Of course he was working off what for all purposes would qualify as a working
manuscript, yet that would be all the more reason to thoroughly comb through
the pages for errors. A partial list: a metrical example in German from
Heinrich Heine is left floating unattributed over the next following selection
from out Beowulf (closing punctuation
on two of these Heine lines is also flipped, an exclamation point appearing for
what should be a question mark and vice versa.); Basil Bunting is indexed as
“Bunting, Bail”; and, while humorously appropriate as it may be, nonetheless
mistakenly “Coors” is given for the last name of poet Gregory Corso in a
passage quotation from Allen Ginsberg that is rife with further typos. The
greatest worry over such errors of course is their appearance in example texts
where the unacquainted student reader might thus be misled.
Compendium is a valuable
resource for an overview of the ins and outs of prosodic practice offering a
snapshot of what one leading MFA instructor found most useful to his own
teaching. In that regard, it’s an useful addition to the toolkit of resources
for instructors, however, it should not be taken as enough in and of itself to
fulfill the curriculum needs of an entire course. There’s no doubt that
Justice’s own words in class rounded out what is otherwise a bare bones
structure. That is exactly what’s not to be found here: the no doubt casual
asides and quick feedback Justice offered in the classroom and lecture hall.

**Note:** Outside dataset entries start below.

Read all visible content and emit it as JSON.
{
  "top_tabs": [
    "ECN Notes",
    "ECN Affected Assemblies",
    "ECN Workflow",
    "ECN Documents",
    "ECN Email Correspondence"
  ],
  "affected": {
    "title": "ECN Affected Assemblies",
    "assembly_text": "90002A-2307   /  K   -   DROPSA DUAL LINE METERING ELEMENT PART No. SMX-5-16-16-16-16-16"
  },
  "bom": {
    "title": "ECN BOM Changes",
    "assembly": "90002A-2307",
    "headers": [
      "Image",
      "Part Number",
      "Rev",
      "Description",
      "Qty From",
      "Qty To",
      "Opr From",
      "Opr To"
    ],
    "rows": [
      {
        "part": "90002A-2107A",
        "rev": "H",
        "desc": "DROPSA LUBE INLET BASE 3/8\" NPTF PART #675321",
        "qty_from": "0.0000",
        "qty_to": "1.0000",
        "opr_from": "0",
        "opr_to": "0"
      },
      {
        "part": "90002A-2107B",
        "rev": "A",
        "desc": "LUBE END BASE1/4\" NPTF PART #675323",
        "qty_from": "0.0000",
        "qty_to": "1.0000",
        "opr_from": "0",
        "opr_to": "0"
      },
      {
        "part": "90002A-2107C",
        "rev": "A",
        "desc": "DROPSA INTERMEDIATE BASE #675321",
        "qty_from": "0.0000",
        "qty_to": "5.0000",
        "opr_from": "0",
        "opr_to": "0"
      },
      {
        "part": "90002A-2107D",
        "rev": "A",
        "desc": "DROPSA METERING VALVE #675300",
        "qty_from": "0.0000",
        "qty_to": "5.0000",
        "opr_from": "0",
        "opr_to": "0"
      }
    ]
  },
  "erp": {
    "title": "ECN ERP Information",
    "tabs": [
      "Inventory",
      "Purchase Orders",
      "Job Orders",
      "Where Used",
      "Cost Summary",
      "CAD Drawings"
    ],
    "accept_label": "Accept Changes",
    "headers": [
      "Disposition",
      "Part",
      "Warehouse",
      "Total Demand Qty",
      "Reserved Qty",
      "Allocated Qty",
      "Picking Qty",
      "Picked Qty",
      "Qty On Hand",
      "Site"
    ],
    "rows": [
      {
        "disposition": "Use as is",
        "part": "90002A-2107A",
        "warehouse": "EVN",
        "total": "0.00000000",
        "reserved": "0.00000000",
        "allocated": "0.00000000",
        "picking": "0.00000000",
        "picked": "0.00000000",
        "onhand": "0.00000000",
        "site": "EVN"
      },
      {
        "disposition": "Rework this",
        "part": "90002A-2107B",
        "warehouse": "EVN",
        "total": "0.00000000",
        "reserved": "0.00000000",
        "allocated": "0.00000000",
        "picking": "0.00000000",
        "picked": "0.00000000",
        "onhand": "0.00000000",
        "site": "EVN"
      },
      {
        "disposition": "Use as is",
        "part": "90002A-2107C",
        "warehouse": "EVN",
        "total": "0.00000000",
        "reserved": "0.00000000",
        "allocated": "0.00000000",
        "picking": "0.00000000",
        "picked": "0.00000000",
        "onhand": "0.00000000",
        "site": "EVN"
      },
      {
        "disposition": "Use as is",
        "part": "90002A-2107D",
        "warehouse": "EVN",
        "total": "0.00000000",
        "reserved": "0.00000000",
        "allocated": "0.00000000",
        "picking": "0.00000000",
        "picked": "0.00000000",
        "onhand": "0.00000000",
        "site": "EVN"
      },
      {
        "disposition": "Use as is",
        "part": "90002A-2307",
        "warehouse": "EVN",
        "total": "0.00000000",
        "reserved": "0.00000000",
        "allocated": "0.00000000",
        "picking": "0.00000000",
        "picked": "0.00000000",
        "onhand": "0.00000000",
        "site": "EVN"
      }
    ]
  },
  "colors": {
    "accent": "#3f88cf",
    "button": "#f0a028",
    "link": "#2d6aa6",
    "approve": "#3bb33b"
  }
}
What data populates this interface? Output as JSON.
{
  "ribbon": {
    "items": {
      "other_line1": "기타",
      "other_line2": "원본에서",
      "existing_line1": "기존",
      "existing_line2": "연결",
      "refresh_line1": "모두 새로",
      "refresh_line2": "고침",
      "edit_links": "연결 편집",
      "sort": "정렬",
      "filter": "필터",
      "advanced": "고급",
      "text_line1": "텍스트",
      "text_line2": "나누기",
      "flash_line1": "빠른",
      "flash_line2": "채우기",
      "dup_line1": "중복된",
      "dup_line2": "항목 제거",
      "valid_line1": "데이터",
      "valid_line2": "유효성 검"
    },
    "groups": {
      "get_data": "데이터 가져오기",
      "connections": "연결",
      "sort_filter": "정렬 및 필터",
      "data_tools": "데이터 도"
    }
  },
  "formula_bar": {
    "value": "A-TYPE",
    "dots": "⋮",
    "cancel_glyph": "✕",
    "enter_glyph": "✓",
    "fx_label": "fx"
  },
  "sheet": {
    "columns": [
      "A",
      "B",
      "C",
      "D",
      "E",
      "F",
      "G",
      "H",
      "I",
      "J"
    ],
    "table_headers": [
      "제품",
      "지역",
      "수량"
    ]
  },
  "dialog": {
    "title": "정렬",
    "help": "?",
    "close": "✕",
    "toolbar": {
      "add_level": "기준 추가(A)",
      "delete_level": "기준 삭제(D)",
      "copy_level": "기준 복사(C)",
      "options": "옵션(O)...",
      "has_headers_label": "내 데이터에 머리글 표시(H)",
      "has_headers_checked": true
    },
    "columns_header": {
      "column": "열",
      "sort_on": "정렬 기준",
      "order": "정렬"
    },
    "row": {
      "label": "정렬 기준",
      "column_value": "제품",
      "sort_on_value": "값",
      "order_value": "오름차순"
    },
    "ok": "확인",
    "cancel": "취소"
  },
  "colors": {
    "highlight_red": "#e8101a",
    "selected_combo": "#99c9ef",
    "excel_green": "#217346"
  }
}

Certainly if there are recordings of further lectures by Justice, such as the
Cage/Olson one only but excerpted here, a set of transcriptions of them in
their entirety would make a splendid follow-up volume to this one.
*****
Patrick James Dunagan lives in San Francisco and works at Gleeson Library for the University of San Francisco. His recent books include: from Book of Kings (Bird and Beckett Books), Drops of Rain / Drops of Wine (Spuyten Duyvil) and The Duncan Era: One Reader's Cosmology (Spuyten Duyvil).